Status yatim baginya adalah takdir, tak usah disoal. Pengalaman masa kecil di pengungsian akibat peperangan tak membuatnya jerih. Kemiskinan juga tidak menjadikannya takluk. Cacat fisik tak pernah mendorongnya untuk menyerah. Kondisi-kondisi itu malah mengantarkannya sebagai pejuang tangguh.
Adalah Ahmad Ismail Yasin, pendiri Hamas (organisasi perjuangan rakyat Palestina), yang memelopori gerakan perlawanan terhadap pendudukan Israel di Jalur Gaza, dan memimpin pergerakan dari atas kursi roda. Para pengikutnya memanggilnya dengan Syeikh Mujahid Ahmad Yasin.
Ia lahir pada tahun 1938 di Al Jaurah, kawasan pinggiran Al Mijdal, selatan Jalur Gaza, Palestina. Sang ayah meninggal dunia saat Yasin baru berumur lima tahun. selepas itu peperangan berkecamuk dan memaksanya untuk mengungsi ke kawasan aman.
Jadilah ia bersama keluarganya mencari makan dari sisa-sisa perkemahan pasukan Mesir di Palestina. Situasi menyedihkan tak berhenti di situ. Peristiwa tragis menimpanya. Saat berolahraga bersama rekan-rekan sepermainannya, kecelakaan berat terjadi. Tulang lehernya patah, dan dokter memvonisnya mengalami kelumpuhan total.
Saat itu tahun 1952, dan usia Yasin menginjak 14 tahun, setara dengan anak SMP di Indonesia. Ia menyadari, kondisi itu pasti akan membuatnya tergantung dengan kursi roda di sepanjang hayatnya. Namun ia tak patah arang untuk tetap melanjutkan sekolah.

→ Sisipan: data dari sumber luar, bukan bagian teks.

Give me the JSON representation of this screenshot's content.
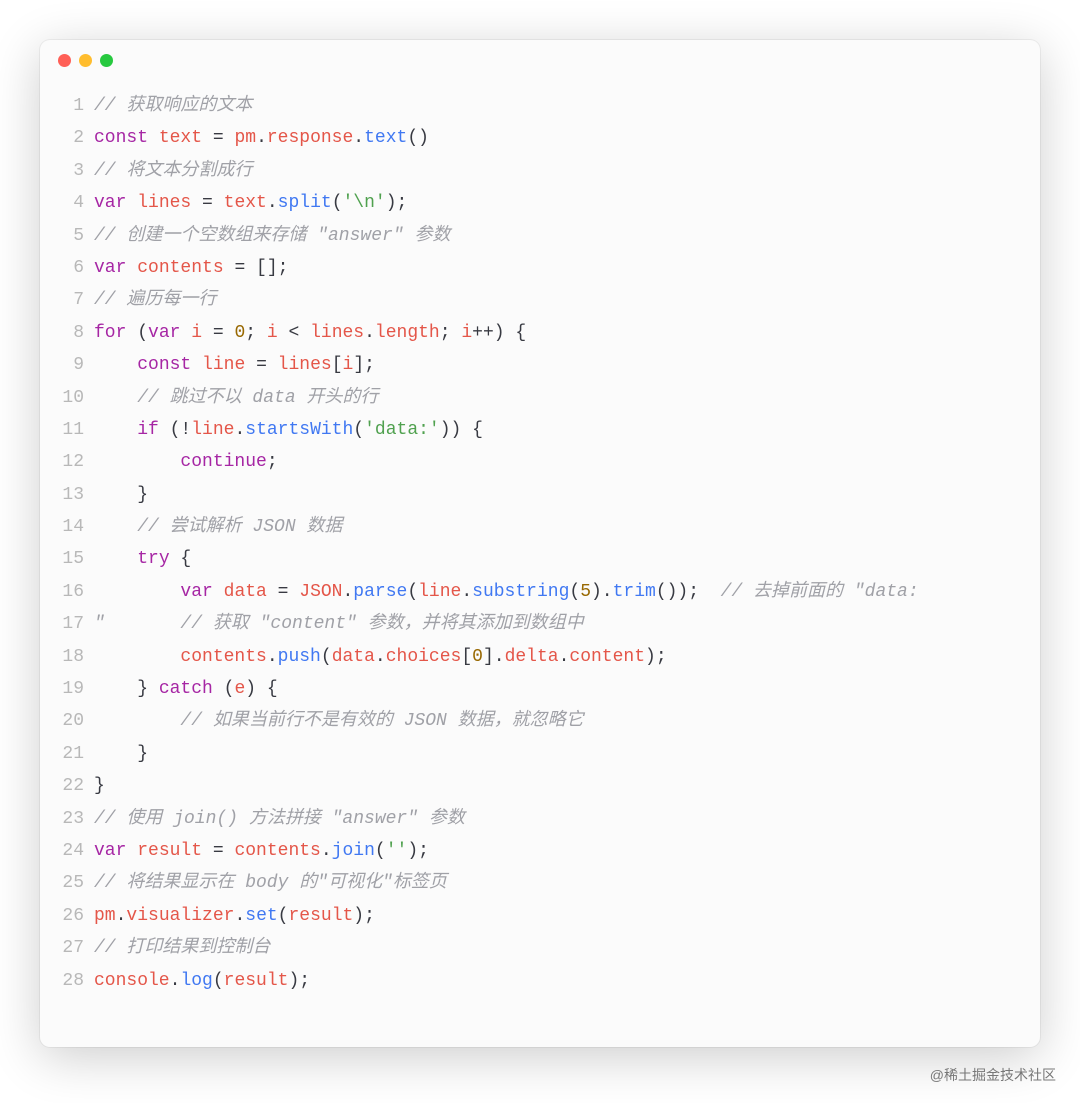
{
  "watermark": "@稀土掘金技术社区",
  "window": {
    "dots": [
      "red",
      "yellow",
      "green"
    ]
  },
  "code": {
    "lines": [
      {
        "n": 1,
        "tokens": [
          [
            "comment",
            "// 获取响应的文本"
          ]
        ]
      },
      {
        "n": 2,
        "tokens": [
          [
            "keyword",
            "const"
          ],
          [
            "op",
            " "
          ],
          [
            "var",
            "text"
          ],
          [
            "op",
            " = "
          ],
          [
            "var",
            "pm"
          ],
          [
            "punct",
            "."
          ],
          [
            "var",
            "response"
          ],
          [
            "punct",
            "."
          ],
          [
            "name",
            "text"
          ],
          [
            "punct",
            "()"
          ]
        ]
      },
      {
        "n": 3,
        "tokens": [
          [
            "comment",
            "// 将文本分割成行"
          ]
        ]
      },
      {
        "n": 4,
        "tokens": [
          [
            "keyword",
            "var"
          ],
          [
            "op",
            " "
          ],
          [
            "var",
            "lines"
          ],
          [
            "op",
            " = "
          ],
          [
            "var",
            "text"
          ],
          [
            "punct",
            "."
          ],
          [
            "name",
            "split"
          ],
          [
            "punct",
            "("
          ],
          [
            "string",
            "'\\n'"
          ],
          [
            "punct",
            ");"
          ]
        ]
      },
      {
        "n": 5,
        "tokens": [
          [
            "comment",
            "// 创建一个空数组来存储 \"answer\" 参数"
          ]
        ]
      },
      {
        "n": 6,
        "tokens": [
          [
            "keyword",
            "var"
          ],
          [
            "op",
            " "
          ],
          [
            "var",
            "contents"
          ],
          [
            "op",
            " = [];"
          ]
        ]
      },
      {
        "n": 7,
        "tokens": [
          [
            "comment",
            "// 遍历每一行"
          ]
        ]
      },
      {
        "n": 8,
        "tokens": [
          [
            "keyword",
            "for"
          ],
          [
            "op",
            " ("
          ],
          [
            "keyword",
            "var"
          ],
          [
            "op",
            " "
          ],
          [
            "var",
            "i"
          ],
          [
            "op",
            " = "
          ],
          [
            "num",
            "0"
          ],
          [
            "op",
            "; "
          ],
          [
            "var",
            "i"
          ],
          [
            "op",
            " < "
          ],
          [
            "var",
            "lines"
          ],
          [
            "punct",
            "."
          ],
          [
            "var",
            "length"
          ],
          [
            "op",
            "; "
          ],
          [
            "var",
            "i"
          ],
          [
            "op",
            "++) {"
          ]
        ]
      },
      {
        "n": 9,
        "tokens": [
          [
            "op",
            "    "
          ],
          [
            "keyword",
            "const"
          ],
          [
            "op",
            " "
          ],
          [
            "var",
            "line"
          ],
          [
            "op",
            " = "
          ],
          [
            "var",
            "lines"
          ],
          [
            "punct",
            "["
          ],
          [
            "var",
            "i"
          ],
          [
            "punct",
            "];"
          ]
        ]
      },
      {
        "n": 10,
        "tokens": [
          [
            "op",
            "    "
          ],
          [
            "comment",
            "// 跳过不以 data 开头的行"
          ]
        ]
      },
      {
        "n": 11,
        "tokens": [
          [
            "op",
            "    "
          ],
          [
            "keyword",
            "if"
          ],
          [
            "op",
            " (!"
          ],
          [
            "var",
            "line"
          ],
          [
            "punct",
            "."
          ],
          [
            "name",
            "startsWith"
          ],
          [
            "punct",
            "("
          ],
          [
            "string",
            "'data:'"
          ],
          [
            "punct",
            ")) {"
          ]
        ]
      },
      {
        "n": 12,
        "tokens": [
          [
            "op",
            "        "
          ],
          [
            "keyword",
            "continue"
          ],
          [
            "punct",
            ";"
          ]
        ]
      },
      {
        "n": 13,
        "tokens": [
          [
            "op",
            "    }"
          ]
        ]
      },
      {
        "n": 14,
        "tokens": [
          [
            "op",
            "    "
          ],
          [
            "comment",
            "// 尝试解析 JSON 数据"
          ]
        ]
      },
      {
        "n": 15,
        "tokens": [
          [
            "op",
            "    "
          ],
          [
            "keyword",
            "try"
          ],
          [
            "op",
            " {"
          ]
        ]
      },
      {
        "n": 16,
        "tokens": [
          [
            "op",
            "        "
          ],
          [
            "keyword",
            "var"
          ],
          [
            "op",
            " "
          ],
          [
            "var",
            "data"
          ],
          [
            "op",
            " = "
          ],
          [
            "var",
            "JSON"
          ],
          [
            "punct",
            "."
          ],
          [
            "name",
            "parse"
          ],
          [
            "punct",
            "("
          ],
          [
            "var",
            "line"
          ],
          [
            "punct",
            "."
          ],
          [
            "name",
            "substring"
          ],
          [
            "punct",
            "("
          ],
          [
            "num",
            "5"
          ],
          [
            "punct",
            ")."
          ],
          [
            "name",
            "trim"
          ],
          [
            "punct",
            "());  "
          ],
          [
            "comment",
            "// 去掉前面的 \"data:"
          ]
        ]
      },
      {
        "n": 17,
        "tokens": [
          [
            "comment",
            "\"       // 获取 \"content\" 参数，并将其添加到数组中"
          ]
        ]
      },
      {
        "n": 18,
        "tokens": [
          [
            "op",
            "        "
          ],
          [
            "var",
            "contents"
          ],
          [
            "punct",
            "."
          ],
          [
            "name",
            "push"
          ],
          [
            "punct",
            "("
          ],
          [
            "var",
            "data"
          ],
          [
            "punct",
            "."
          ],
          [
            "var",
            "choices"
          ],
          [
            "punct",
            "["
          ],
          [
            "num",
            "0"
          ],
          [
            "punct",
            "]."
          ],
          [
            "var",
            "delta"
          ],
          [
            "punct",
            "."
          ],
          [
            "var",
            "content"
          ],
          [
            "punct",
            ");"
          ]
        ]
      },
      {
        "n": 19,
        "tokens": [
          [
            "op",
            "    } "
          ],
          [
            "keyword",
            "catch"
          ],
          [
            "op",
            " ("
          ],
          [
            "var",
            "e"
          ],
          [
            "op",
            ") {"
          ]
        ]
      },
      {
        "n": 20,
        "tokens": [
          [
            "op",
            "        "
          ],
          [
            "comment",
            "// 如果当前行不是有效的 JSON 数据，就忽略它"
          ]
        ]
      },
      {
        "n": 21,
        "tokens": [
          [
            "op",
            "    }"
          ]
        ]
      },
      {
        "n": 22,
        "tokens": [
          [
            "op",
            "}"
          ]
        ]
      },
      {
        "n": 23,
        "tokens": [
          [
            "comment",
            "// 使用 join() 方法拼接 \"answer\" 参数"
          ]
        ]
      },
      {
        "n": 24,
        "tokens": [
          [
            "keyword",
            "var"
          ],
          [
            "op",
            " "
          ],
          [
            "var",
            "result"
          ],
          [
            "op",
            " = "
          ],
          [
            "var",
            "contents"
          ],
          [
            "punct",
            "."
          ],
          [
            "name",
            "join"
          ],
          [
            "punct",
            "("
          ],
          [
            "string",
            "''"
          ],
          [
            "punct",
            ");"
          ]
        ]
      },
      {
        "n": 25,
        "tokens": [
          [
            "comment",
            "// 将结果显示在 body 的\"可视化\"标签页"
          ]
        ]
      },
      {
        "n": 26,
        "tokens": [
          [
            "var",
            "pm"
          ],
          [
            "punct",
            "."
          ],
          [
            "var",
            "visualizer"
          ],
          [
            "punct",
            "."
          ],
          [
            "name",
            "set"
          ],
          [
            "punct",
            "("
          ],
          [
            "var",
            "result"
          ],
          [
            "punct",
            ");"
          ]
        ]
      },
      {
        "n": 27,
        "tokens": [
          [
            "comment",
            "// 打印结果到控制台"
          ]
        ]
      },
      {
        "n": 28,
        "tokens": [
          [
            "var",
            "console"
          ],
          [
            "punct",
            "."
          ],
          [
            "name",
            "log"
          ],
          [
            "punct",
            "("
          ],
          [
            "var",
            "result"
          ],
          [
            "punct",
            ");"
          ]
        ]
      }
    ]
  }
}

Selepas perawatan di rumah sakit ia melanjutkan studi. Namun tak lama kemudian, keterbatasan ekonomi menuntutnya agar berkompromi dan berempati dengan keaadaan. Ia memutuskan untuk menghentikan sekolahnya sejenak (1949-1950), dan membantu keluarganya yang berjumlah tujuh jiwa dengan bekerja pada sebuah rumah makan .
Setahun berikutnya, ia meneruskan sekolahnya hingga lulus tingkat SMA pada 1958. Setamat SMA, Yasin sempat bekerja sebagai guru bahasa Arab dan penceramah di beberapa masjid.

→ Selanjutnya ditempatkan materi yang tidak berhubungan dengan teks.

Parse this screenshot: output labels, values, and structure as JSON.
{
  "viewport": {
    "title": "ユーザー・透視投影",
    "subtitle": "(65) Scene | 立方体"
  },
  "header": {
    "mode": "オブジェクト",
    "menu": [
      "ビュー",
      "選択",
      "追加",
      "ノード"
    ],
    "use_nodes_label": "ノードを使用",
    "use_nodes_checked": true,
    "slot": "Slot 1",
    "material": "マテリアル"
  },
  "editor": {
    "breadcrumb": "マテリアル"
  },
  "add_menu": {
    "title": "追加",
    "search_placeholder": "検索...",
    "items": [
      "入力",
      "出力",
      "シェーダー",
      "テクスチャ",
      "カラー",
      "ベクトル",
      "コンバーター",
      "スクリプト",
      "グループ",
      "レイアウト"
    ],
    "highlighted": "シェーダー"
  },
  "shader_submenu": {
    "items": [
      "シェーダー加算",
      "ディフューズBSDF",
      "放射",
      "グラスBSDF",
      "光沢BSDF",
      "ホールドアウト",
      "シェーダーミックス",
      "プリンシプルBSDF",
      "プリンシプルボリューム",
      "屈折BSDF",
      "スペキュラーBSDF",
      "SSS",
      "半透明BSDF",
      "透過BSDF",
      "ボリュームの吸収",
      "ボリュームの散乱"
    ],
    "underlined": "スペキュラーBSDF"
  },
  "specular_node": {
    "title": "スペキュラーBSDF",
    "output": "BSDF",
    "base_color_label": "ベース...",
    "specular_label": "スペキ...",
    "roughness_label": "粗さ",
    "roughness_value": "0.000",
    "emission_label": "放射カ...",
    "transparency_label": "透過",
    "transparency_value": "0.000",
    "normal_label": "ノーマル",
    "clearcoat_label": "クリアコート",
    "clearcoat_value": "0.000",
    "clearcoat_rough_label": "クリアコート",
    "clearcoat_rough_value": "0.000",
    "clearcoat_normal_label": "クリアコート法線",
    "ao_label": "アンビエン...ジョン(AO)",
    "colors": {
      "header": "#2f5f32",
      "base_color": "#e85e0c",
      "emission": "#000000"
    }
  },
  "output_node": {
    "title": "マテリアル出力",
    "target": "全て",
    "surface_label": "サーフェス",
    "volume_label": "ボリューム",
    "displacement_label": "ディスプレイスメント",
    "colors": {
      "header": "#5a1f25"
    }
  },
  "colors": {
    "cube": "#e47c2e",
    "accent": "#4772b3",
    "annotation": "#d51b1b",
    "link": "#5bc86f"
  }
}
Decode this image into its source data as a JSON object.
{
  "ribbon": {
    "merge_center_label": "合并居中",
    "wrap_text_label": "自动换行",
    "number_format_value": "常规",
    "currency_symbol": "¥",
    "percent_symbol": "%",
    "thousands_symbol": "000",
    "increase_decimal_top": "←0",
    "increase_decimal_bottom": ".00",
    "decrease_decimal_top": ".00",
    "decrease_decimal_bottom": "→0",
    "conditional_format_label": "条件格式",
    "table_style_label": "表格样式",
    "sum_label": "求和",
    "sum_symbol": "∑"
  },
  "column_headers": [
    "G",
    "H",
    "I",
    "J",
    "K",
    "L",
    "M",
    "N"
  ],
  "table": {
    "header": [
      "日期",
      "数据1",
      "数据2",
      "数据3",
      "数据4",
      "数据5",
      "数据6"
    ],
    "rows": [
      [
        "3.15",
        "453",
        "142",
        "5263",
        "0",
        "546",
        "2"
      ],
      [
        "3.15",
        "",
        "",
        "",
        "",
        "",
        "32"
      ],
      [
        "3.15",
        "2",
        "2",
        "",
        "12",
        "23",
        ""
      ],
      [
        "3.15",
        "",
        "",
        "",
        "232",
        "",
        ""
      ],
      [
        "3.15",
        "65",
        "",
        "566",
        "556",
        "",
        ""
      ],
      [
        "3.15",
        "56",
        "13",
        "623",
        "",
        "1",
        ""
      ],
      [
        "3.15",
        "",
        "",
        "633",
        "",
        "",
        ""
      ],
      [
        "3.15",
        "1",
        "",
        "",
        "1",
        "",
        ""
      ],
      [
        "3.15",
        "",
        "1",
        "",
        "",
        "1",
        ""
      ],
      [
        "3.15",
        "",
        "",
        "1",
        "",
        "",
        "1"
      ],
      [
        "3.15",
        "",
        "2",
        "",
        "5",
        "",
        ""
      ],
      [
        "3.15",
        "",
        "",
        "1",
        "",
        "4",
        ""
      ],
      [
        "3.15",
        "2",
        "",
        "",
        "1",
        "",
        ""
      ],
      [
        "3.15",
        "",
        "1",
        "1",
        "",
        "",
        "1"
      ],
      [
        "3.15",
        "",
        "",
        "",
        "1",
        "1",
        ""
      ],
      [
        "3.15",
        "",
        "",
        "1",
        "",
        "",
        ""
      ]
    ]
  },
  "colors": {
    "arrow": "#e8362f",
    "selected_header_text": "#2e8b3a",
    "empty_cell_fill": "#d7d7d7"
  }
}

Keinginannya untuk meneruskan studi akademis tercapai. Ia kuliah di jurusan bahasa Inggris Universitas Ainus Syam Mesir. Sayang, tuntutan kondisi dan situasi kala itu tak mengizinkannya untuk menyelesaikan jenjang S1-nya.
Sejak kuliah di Mesir, kesadaran politik Yasin mulai terbangun. Putra Palestina ini terpikat dengan ide-ide Ikhwanul Muslimin, sebuah organisasi politik di Mesir yang menghendaki penegakkkan syariat Islam sebagai landasan negara, dan pernah dibubarkan oleh pemerintah karena perbedaan pandangan.
Politik Antikerjasama
Pada usia 20-an, ia aktif mengikuti berbagai aksi massa di jalur Gaza sebagai protes atas agresi Israel terhadap Mesir pada tahun 1956. Bersama rekannya ia juga menegaskan penolakan atas kontrol Israel terhadap Jalur Gaza, dan menuntut dikembalikannya kekuasaan Mesir di wilayah tersebut.
Daerah Gaza sejak sejak tahun 1948 merupakan wilayah kekuasaan Mesir. Namun pascaperang Arab-Israel 1967 (populer pula dengan sebutan Perang Enam Hari), jalur Gaza jatuh ke tangan Israel.
Di situlah bakat orasi Yasin terlihat. Tak ayal, selama masa kependudukan ia menjadi penceramah paling popular di jalur Gaza. Kekuatan argumen dan keberanian dalam menyampaikan pendapat mampu menghipnotis massa.
Hal ini menarik perhatian para intelijen Mesir yang beroperasi di sana. Sehingga pada tahun 1965, intelijen memutuskan untuk menangkapnya -di antara serangkaian penangkapan terhadap para aktivis Ikhwanul Muslimin (IM). Yasin sempat dipenjara selama satu bulan.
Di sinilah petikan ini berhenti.